Under the contract signed in May, Telstra Health will create a database of cancer records for those who have been screened for bowel and cervical cancer, with patients and doctors able to access the register online. The register will integrate eight existing cervical cancer registers and the current bowel cancer register, with more than 11 million separate records being amalgamated onto a single platform.

When asked if Labor would involve the private sector when modernising computer systems, King said "certainly we'll have to look at IT solutions".

In a statement made over the weekend, Shadow Human Services Minister Doug Cameron pointed to a scoping paper [PDF] released by the Productivity Commission, which he said clearly shows that Turnbull's intention to privatise Medicare is just the beginning.
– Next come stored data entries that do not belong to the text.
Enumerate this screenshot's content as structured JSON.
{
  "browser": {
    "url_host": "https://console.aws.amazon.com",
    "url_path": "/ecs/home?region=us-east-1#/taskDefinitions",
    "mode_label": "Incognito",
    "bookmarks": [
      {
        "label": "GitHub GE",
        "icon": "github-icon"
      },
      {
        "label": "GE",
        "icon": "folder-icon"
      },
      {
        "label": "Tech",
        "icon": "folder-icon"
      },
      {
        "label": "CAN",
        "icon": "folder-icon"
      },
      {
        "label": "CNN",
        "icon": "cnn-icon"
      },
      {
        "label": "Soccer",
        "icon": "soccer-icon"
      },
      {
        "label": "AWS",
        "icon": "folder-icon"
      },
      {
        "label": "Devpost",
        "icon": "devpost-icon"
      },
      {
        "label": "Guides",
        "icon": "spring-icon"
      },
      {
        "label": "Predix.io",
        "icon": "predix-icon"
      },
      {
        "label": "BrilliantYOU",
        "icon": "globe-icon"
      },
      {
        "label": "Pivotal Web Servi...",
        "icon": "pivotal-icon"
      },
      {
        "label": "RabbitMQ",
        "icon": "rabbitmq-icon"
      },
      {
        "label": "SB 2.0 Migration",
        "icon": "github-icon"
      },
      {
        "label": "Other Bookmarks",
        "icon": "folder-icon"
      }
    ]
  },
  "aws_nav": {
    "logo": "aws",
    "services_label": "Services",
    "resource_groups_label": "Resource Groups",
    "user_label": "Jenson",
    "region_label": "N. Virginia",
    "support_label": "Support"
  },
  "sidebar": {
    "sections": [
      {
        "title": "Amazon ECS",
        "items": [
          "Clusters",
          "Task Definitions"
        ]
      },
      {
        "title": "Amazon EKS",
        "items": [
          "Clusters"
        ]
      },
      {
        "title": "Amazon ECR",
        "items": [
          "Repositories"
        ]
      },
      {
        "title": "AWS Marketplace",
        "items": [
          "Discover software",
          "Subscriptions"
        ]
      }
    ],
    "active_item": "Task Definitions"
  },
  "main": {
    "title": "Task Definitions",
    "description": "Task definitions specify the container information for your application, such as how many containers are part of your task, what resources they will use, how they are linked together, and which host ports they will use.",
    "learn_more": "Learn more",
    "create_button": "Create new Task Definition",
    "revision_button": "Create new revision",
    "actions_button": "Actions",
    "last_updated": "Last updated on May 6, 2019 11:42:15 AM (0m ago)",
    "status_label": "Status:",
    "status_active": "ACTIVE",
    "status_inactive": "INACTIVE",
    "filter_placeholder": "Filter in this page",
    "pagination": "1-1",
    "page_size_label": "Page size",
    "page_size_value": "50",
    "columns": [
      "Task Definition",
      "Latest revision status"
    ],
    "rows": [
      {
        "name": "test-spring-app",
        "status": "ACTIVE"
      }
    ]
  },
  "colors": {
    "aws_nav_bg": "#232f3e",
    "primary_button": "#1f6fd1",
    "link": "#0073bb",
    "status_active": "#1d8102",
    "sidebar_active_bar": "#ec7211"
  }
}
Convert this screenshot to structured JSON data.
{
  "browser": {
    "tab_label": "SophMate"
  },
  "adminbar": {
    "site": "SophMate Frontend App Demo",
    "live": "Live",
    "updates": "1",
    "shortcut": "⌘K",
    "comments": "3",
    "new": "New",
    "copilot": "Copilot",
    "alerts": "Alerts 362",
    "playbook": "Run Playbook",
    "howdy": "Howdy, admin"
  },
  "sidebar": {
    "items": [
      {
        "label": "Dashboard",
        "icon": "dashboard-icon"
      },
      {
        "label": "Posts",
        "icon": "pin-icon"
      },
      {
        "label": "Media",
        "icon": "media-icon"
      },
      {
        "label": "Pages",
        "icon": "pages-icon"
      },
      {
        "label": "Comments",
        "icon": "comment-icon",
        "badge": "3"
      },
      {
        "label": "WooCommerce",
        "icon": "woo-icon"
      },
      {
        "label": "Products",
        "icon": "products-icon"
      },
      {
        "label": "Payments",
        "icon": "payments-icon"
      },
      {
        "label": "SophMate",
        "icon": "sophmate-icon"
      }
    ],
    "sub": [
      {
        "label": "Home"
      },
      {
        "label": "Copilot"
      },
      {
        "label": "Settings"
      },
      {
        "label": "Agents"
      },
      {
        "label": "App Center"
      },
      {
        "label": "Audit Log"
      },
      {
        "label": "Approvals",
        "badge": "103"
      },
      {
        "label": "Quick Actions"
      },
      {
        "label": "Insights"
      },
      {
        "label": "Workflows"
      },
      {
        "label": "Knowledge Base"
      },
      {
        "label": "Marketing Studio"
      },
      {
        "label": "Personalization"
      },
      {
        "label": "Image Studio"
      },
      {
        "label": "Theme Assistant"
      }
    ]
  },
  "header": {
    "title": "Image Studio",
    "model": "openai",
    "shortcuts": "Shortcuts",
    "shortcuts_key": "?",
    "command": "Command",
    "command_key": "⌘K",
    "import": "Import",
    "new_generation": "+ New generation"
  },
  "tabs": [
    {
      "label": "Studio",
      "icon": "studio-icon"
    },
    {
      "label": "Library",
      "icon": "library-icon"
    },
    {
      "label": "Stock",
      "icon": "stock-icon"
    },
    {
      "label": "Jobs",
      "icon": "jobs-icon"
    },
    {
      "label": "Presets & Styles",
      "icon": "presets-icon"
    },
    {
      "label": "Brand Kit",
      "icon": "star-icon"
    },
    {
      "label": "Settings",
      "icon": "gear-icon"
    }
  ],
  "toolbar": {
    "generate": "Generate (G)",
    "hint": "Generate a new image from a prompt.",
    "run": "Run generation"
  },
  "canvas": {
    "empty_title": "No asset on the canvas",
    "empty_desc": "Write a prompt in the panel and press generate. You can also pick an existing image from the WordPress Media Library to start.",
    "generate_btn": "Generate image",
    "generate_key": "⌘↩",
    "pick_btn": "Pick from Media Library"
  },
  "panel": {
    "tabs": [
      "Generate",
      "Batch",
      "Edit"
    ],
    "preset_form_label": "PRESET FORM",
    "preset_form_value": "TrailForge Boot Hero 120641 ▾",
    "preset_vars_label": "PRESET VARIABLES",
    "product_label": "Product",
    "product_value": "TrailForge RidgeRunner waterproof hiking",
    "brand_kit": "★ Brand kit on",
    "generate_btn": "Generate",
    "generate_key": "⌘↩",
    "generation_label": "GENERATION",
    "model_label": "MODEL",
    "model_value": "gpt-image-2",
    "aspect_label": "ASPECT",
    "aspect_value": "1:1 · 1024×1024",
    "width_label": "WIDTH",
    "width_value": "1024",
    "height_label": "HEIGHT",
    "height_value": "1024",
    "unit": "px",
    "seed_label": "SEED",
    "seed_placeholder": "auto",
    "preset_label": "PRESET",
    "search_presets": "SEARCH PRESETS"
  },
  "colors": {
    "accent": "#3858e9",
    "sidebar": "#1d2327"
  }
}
In the scope of the inquiry the commission states it is examining the application of competition and user choice to services within the human services sector to develop policy options to improve outcomes. Throughout its inquiry, the commission said it expects to determine the role of private sector and not-for-profit providers, in addition to government departments.

The Department of Human Services published a Request for Expressions of Interest (REOI) in September to help with the design and construction of a new welfare payment system to replace the current 30-year-old system Income Security Integrated System (ISIS).

The REOI said the department relies on ISIS to deliver payments to 7.3 million Australians, with Centrelink payments totalling over AU$100 billion annually.

Previously, the National Commission of Audit said the department's ISIS system posed a "significant risk to a core function of government", and called for a simpler payment structure and a redesign that would involve expertise from both the public and private sector.

In 2013, when he was the shadow communications minister, Turnbull said the former government had been neglecting the overall issue of the digital economy, adding that a Liberal government would look to move more Australian government services into the cloud, and would hand responsibility for IT back to some of the larger agencies in return for better reporting.